PN: While Microsoft is providing Windows 7 security updates through its Extended Security Updates (ESU) program until 2023, it is only available for select businesses and comes with a pretty hefty price tag. That is why the majority of anti-virus vendors have confirmed that their products will continue to run on Windows 7 systems until at least 2022. It will help provide users with security products to protect their systems.
BN: Will this continued support be enough to protect systems in IoT and ICS environments?
PN: Extended anti-virus support will not be enough for long-term defense against cyber threats. Today's security adversaries -- including nation-states, cybercriminals, and hacktivists -- are highly motivated, determined, and capable of causing disruption and destruction. Even with anti-virus systems in place, these adversaries will take advantage of older systems like Windows 7 and try to exploit new bugs as much as they can.
This is because anti-virus systems are just one aspect in a multilayer Defense in Depth strategy. In addition to endpoint security, you also need to implement agentless network security monitoring to identify threats as they traverse through networks. Another added option for endpoint security is application whitelisting.
BN: Do you have any recommendations on how to update systems? What about ways to mitigate the risk if a full upgrade is not possible right away?
PN: It can be challenging to patch IoT and ICS environments due to the fact that OT sites often run 24/7, with limited maintenance windows to perform upgrades. In addition, many of the devices in OT environments are embedded IoT devices -- which means they are completely unmanaged because they're unable to run endpoint security software due to limited CPU and memory resources.

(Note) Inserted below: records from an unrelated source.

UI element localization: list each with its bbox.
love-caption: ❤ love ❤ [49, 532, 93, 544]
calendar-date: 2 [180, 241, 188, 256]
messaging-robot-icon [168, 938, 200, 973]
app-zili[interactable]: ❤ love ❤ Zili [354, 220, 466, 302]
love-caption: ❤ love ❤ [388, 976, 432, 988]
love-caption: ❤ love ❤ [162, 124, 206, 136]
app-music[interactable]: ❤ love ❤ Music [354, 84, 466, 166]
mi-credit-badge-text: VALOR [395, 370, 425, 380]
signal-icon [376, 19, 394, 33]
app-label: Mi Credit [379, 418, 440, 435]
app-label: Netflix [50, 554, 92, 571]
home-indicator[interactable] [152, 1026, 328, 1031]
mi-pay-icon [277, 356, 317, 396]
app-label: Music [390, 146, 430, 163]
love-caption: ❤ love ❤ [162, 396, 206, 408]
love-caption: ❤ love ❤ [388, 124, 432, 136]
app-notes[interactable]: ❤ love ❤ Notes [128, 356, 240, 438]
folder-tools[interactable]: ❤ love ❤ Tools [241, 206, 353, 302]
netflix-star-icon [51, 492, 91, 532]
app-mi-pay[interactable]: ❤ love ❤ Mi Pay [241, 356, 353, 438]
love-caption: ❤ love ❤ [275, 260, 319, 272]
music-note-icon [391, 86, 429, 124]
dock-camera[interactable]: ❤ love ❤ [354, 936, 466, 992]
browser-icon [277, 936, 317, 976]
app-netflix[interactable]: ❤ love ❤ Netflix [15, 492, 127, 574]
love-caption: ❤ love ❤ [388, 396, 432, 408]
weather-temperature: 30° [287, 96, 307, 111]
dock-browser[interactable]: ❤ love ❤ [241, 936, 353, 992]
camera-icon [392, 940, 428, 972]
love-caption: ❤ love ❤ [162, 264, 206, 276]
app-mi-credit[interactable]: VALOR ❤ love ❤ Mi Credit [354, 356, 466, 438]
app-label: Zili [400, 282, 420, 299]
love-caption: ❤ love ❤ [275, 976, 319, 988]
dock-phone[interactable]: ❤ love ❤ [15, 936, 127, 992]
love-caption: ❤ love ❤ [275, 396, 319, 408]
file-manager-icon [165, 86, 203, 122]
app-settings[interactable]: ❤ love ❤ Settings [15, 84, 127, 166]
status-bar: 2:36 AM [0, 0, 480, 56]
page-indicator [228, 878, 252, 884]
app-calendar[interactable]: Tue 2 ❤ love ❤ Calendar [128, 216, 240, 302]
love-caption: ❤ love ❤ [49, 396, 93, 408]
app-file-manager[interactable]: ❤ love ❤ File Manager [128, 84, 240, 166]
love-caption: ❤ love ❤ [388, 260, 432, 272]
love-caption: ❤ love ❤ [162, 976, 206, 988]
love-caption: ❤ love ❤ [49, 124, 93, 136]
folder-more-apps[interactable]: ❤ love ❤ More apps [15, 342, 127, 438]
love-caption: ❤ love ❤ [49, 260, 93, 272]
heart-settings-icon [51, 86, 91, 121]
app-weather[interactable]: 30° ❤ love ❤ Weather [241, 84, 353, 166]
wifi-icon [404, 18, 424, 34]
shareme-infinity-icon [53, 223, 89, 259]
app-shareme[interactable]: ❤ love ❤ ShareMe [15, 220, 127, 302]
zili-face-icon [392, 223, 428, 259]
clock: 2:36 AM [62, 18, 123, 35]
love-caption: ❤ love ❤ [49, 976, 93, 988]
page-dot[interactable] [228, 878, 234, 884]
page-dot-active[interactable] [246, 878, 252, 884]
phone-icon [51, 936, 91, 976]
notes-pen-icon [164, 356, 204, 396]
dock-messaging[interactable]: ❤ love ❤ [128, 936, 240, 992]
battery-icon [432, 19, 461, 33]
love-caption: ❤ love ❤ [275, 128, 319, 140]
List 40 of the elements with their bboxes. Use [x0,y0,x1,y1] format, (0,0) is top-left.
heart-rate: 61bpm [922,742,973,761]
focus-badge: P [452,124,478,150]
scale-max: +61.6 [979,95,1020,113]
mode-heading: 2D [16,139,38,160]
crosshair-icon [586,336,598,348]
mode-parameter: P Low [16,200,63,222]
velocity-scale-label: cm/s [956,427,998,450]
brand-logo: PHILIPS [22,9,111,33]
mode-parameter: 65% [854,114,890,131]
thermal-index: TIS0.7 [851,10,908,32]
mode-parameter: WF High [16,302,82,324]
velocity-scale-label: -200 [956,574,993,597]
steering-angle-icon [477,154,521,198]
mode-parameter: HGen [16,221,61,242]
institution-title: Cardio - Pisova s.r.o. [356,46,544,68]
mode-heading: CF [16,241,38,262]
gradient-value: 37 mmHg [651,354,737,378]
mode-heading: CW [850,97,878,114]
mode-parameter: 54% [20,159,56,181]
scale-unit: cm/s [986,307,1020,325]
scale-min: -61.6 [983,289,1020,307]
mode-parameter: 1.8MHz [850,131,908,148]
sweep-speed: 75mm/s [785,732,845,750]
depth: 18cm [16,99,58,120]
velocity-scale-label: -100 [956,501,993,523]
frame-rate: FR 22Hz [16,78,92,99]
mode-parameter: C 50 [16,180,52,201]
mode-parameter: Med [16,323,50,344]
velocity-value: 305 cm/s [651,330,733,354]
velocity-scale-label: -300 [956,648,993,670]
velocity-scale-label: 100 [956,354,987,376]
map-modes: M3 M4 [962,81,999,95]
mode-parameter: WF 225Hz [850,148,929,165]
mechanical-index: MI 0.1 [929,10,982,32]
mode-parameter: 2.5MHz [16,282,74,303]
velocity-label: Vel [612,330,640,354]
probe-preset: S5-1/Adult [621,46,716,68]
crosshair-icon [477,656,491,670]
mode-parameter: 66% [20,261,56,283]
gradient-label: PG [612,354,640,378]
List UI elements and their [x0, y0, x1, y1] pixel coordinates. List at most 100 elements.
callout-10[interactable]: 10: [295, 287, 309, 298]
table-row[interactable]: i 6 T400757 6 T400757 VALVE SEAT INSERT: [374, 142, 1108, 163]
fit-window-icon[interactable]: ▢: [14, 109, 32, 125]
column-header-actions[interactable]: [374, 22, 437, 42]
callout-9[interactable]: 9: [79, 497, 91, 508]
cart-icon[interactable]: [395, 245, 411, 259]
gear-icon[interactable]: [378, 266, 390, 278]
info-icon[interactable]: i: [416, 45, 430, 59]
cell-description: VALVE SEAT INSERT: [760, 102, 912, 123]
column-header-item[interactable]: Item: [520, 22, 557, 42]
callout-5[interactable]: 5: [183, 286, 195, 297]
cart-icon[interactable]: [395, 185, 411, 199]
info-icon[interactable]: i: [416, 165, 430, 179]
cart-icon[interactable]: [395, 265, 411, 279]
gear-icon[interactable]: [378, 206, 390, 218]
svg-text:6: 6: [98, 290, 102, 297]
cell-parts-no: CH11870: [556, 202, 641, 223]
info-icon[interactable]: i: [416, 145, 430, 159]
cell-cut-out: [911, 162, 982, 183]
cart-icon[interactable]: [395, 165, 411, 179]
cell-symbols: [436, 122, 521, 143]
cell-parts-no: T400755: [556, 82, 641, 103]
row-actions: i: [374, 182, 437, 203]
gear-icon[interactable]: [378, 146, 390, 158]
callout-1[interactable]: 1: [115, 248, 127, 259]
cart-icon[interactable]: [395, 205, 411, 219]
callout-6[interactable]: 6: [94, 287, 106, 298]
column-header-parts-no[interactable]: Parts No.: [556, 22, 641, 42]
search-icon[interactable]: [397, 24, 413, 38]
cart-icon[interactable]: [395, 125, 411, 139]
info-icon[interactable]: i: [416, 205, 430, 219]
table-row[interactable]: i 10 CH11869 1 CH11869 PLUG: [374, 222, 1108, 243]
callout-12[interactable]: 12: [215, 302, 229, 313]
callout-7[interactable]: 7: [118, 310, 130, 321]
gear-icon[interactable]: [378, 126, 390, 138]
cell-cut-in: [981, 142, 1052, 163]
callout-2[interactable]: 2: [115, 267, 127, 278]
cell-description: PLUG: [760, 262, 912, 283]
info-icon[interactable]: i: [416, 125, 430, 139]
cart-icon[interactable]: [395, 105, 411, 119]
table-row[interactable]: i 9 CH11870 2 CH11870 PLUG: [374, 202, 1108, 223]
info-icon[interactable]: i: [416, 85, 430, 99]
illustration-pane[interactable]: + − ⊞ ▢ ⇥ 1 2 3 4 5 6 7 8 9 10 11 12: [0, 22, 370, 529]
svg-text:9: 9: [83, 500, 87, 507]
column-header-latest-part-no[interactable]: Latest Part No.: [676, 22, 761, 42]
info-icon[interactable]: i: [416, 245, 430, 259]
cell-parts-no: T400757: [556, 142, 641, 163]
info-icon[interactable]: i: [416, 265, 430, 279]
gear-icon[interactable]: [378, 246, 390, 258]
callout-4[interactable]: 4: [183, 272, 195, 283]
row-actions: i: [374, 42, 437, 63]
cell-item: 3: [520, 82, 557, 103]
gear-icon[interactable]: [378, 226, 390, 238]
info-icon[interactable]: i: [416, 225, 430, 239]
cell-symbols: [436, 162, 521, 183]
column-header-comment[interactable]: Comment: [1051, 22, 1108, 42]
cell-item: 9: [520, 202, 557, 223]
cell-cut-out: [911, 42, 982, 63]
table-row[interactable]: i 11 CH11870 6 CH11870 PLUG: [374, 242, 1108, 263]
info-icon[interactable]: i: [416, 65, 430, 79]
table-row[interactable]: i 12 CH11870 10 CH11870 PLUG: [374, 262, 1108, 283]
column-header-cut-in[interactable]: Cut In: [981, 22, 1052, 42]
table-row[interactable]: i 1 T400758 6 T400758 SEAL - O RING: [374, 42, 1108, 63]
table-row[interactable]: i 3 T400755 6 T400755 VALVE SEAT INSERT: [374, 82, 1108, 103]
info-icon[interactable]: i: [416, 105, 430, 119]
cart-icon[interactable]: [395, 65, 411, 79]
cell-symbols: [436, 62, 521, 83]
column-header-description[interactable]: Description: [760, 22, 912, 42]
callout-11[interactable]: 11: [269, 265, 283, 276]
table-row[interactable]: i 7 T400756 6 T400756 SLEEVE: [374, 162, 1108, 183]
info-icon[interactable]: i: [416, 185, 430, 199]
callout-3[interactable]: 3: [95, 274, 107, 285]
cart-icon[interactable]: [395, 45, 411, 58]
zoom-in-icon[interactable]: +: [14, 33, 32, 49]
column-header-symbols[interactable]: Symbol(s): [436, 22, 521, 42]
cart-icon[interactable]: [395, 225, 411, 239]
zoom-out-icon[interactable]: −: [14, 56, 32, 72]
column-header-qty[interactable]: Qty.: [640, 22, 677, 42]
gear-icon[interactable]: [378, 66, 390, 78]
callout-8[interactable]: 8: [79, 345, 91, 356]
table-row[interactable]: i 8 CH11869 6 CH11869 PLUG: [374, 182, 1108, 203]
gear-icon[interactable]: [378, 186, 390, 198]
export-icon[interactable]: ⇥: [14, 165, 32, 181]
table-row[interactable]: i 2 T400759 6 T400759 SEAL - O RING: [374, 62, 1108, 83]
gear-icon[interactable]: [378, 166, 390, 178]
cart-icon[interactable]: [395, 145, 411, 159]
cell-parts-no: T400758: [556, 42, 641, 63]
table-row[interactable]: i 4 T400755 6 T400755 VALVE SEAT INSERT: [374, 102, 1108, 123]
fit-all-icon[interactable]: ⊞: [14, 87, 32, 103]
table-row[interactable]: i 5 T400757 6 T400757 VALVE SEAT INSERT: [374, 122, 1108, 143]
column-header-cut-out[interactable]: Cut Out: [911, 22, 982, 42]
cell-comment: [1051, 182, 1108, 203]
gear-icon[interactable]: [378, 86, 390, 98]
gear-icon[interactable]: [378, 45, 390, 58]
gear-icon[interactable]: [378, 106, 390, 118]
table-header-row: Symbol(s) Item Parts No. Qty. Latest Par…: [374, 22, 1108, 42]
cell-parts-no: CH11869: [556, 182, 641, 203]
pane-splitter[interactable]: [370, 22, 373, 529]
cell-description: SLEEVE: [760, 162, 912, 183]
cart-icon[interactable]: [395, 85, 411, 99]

While experts agree that organizations can't fully prevent determined attackers from compromising their networks, there are a number of steps they can take to mitigate this risk:
- Minimize digital pathways into the OT network to reduce the attack surface. For example, all remote VPN access connections should pass through VPN gateways with multi-factor authentication (MFA) enabled. Make sure you're segmenting IT networks from OT networks and don't have a 'Swiss cheese' of ad hoc connections between IT and OT. Finally, minimize direct connections from OT to the internet. In CyberX's 2020 risk report mentioned earlier, they found that nearly 1 in 4 sites had direct connections to the internet, even though many OT personnel still claim that their OT networks are 'air-gapped' from the internet -- a claim that is becoming even less realistic given the massive number of IoT devices such as sensors that are now being connected to OT networks.
- Use a risk-based approach to prioritize mitigation of vulnerable systems. Since you can't patch everything all the time, use automated ICS threat modeling to predict the most likely paths of targeted ICS attacks on your most critical 'crown jewel' assets -- the ones that generate the most revenue in the plant, or the ones that would cause everyone to run out of the plant screaming when things go haywire.
- Gartner predicts that executives will increasingly be held liable if they fail to create safety-and security-first enterprises, especially where cyber physical systems (CPS) are concerned. If you're unable to patch, implement compensating controls such as OT-aware network security monitoring and behavioral anomaly detection (BAD) -- so you can immediately spot suspicious or unauthorized activity in the OT network before adversaries can shut down or blow up your plants. In the TRITON attack on the safety systems in a petrochemical facility, for example, the adversary was in the OT network for years without being spotted by network defenders.